OVER THE .ALPS TO ITALY.• GREAT as is the number
of books which have been written about Italy and Italian holidays, there will always be room for one so original and so charming as Mr. James Sully's Italian Travel Sketches. The book is a collection of short essays, reprinted from monthly and quarterly reviews—from Blackwood's, the Edinburgh Review, the Quarterly—with the addition of five as yet unpublished. All are delightful read- ing, concerned with the lesser known places of Italy, and written with an appreciative understanding not to be found in many books of this kind. To one, even, who has never known the places written of, the " Travel Sketches " are full of delight and of a power of vivid description, not a little helped by Noel Boxer's clever little pencil sketches. Take this description of Baveno
"A visitor soon discovers that in Baveno, side by side with the sluggish current of old-world life, there runs a more rapid stream of modern industrial activity. The construction of the Simplon railway goes on close to the cathedral . . . and closer still to the little Campo Santo. . . If you walk along the shore to the north, where granite-workers make a perpetual clicking in their sheds, you may overhear scraps of American-English, which seem to bring suddenly into the languid air of the lakes a cool current from the new world. At noon the indolent stillness of the front gives place for a moment to something of the commotion of a modern city, as workmen step quickly to the post-office to fetch their socialistic journal, and young women on their way home from a neighbouring factory pass with something of the resolute, preoccupied air of a Paris grisette."

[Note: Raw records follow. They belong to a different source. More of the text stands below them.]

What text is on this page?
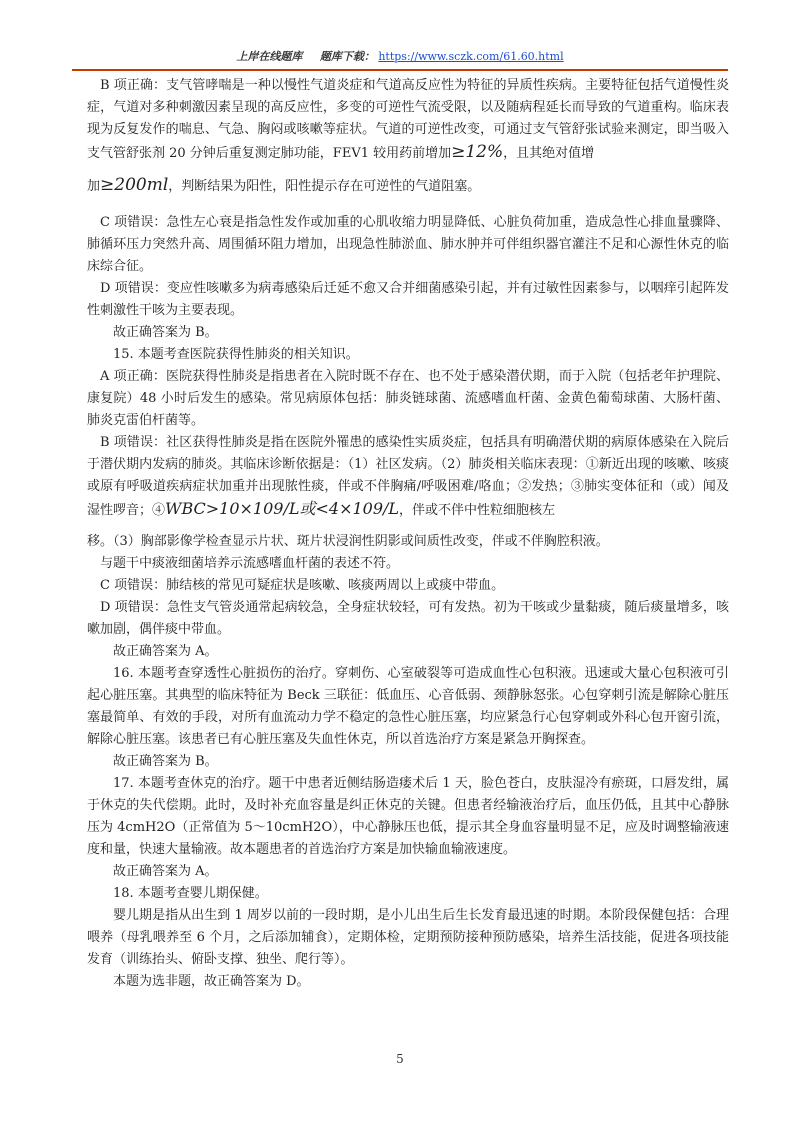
上岸在线题库 题库下载： https://www.sczk.com/61.60.html

B 项正确：支气管哮喘是一种以慢性气道炎症和气道高反应性为特征的异质性疾病。主要特征包括气道慢性炎症，气道对多种刺激因素呈现的高反应性，多变的可逆性气流受限，以及随病程延长而导致的气道重构。临床表现为反复发作的喘息、气急、胸闷或咳嗽等症状。气道的可逆性改变，可通过支气管舒张试验来测定，即当吸入支气管舒张剂 20 分钟后重复测定肺功能，FEV1 较用药前增加≥12%，且其绝对值增

加≥200ml，判断结果为阳性，阳性提示存在可逆性的气道阻塞。

C 项错误：急性左心衰是指急性发作或加重的心肌收缩力明显降低、心脏负荷加重，造成急性心排血量骤降、肺循环压力突然升高、周围循环阻力增加，出现急性肺淤血、肺水肿并可伴组织器官灌注不足和心源性休克的临床综合征。

D 项错误：变应性咳嗽多为病毒感染后迁延不愈又合并细菌感染引起，并有过敏性因素参与，以咽痒引起阵发性刺激性干咳为主要表现。

故正确答案为 B。

15. 本题考查医院获得性肺炎的相关知识。

A 项正确：医院获得性肺炎是指患者在入院时既不存在、也不处于感染潜伏期，而于入院（包括老年护理院、康复院）48 小时后发生的感染。常见病原体包括：肺炎链球菌、流感嗜血杆菌、金黄色葡萄球菌、大肠杆菌、肺炎克雷伯杆菌等。

B 项错误：社区获得性肺炎是指在医院外罹患的感染性实质炎症，包括具有明确潜伏期的病原体感染在入院后于潜伏期内发病的肺炎。其临床诊断依据是：（1）社区发病。（2）肺炎相关临床表现：①新近出现的咳嗽、咳痰或原有呼吸道疾病症状加重并出现脓性痰，伴或不伴胸痛/呼吸困难/咯血；②发热；③肺实变体征和（或）闻及湿性啰音；④WBC>10×109/L或<4×109/L，伴或不伴中性粒细胞核左

移。（3）胸部影像学检查显示片状、斑片状浸润性阴影或间质性改变，伴或不伴胸腔积液。

与题干中痰液细菌培养示流感嗜血杆菌的表述不符。

C 项错误：肺结核的常见可疑症状是咳嗽、咳痰两周以上或痰中带血。

D 项错误：急性支气管炎通常起病较急，全身症状较轻，可有发热。初为干咳或少量黏痰，随后痰量增多，咳嗽加剧，偶伴痰中带血。

故正确答案为 A。

16. 本题考查穿透性心脏损伤的治疗。穿刺伤、心室破裂等可造成血性心包积液。迅速或大量心包积液可引起心脏压塞。其典型的临床特征为 Beck 三联征：低血压、心音低弱、颈静脉怒张。心包穿刺引流是解除心脏压塞最简单、有效的手段，对所有血流动力学不稳定的急性心脏压塞，均应紧急行心包穿刺或外科心包开窗引流，解除心脏压塞。该患者已有心脏压塞及失血性休克，所以首选治疗方案是紧急开胸探查。

故正确答案为 B。

17. 本题考查休克的治疗。题干中患者近侧结肠造瘘术后 1 天，脸色苍白，皮肤湿冷有瘀斑，口唇发绀，属于休克的失代偿期。此时，及时补充血容量是纠正休克的关键。但患者经输液治疗后，血压仍低，且其中心静脉压为 4cmH2O（正常值为 5～10cmH2O），中心静脉压也低，提示其全身血容量明显不足，应及时调整输液速度和量，快速大量输液。故本题患者的首选治疗方案是加快输血输液速度。

故正确答案为 A。

18. 本题考查婴儿期保健。

婴儿期是指从出生到 1 周岁以前的一段时期，是小儿出生后生长发育最迅速的时期。本阶段保健包括：合理喂养（母乳喂养至 6 个月，之后添加辅食），定期体检，定期预防接种预防感染，培养生活技能，促进各项技能发育（训练抬头、俯卧支撑、独坐、爬行等）。

本题为选非题，故正确答案为 D。

5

Or, take the new way that Mr. Sully would have us tread over the hills into Italy. Not for him are the comfort and
speed of the St. Gothard tunnel ; we must go over the Alps, not through them, along the valley of the Arc, over the Mont Cenis road, so beautiful in its dropping into Italy, so crowded with ghosts—Louis the Pious, Montaigne, Napoleon, Berkeley, —who haunt the Col, and its old hospice shelters, and follow us down to Suss.
But the real charm of the book lies in the first two chapters, where Mr. Sully has given us a history which has never before been written—the history of the English tourist in Italy. Right away back to the thirteenth century he traces the modern " globe-trotter," to the pilgrims who took a real, if surreptitious, interest in things pagan, and in their Mirabilia Urbis Rornae, commended Pheidias and Praxiteles as " two philosophers." Through the fourteenth and fifteenth centuries Mr. Sully takes us, through the times when the teaching and art of the Renaissance drew all men's eyes to Italy, and the spirit of travel was stirred afresh by the adventures of Columbus and Da Gama, up to Elizabeth's reign, when, he says : " We may note the emergence of a new variety of traveller in Italy, the young gentleman who was to spend some years on what came to be called the grand tour." Even the dull times of the late eighteenth and early nineteenth centuries, when Italy, exhausted by the glories of the Renaissance, fell back into sheer prosaic and inartistic
stupidity, acquire a certain glamour when treated with such insight and humour, and we feel some interest even in the gentleman who remarked concerning G lotto's frescoes at Padua that "this highly vaunted painter would not now be allowed to paint a tennis court." All this is quite excellent, and is well illustrated by contemporary engravings and by humorous little sketches of the period. In brief, Italian Travel Sketches is a delightful set of essays, not, indeed,
to be taken abroad and used as a guide-book, but to be read in London on a hot August day, and even there to bring with it something of the spirit and the air of Italy.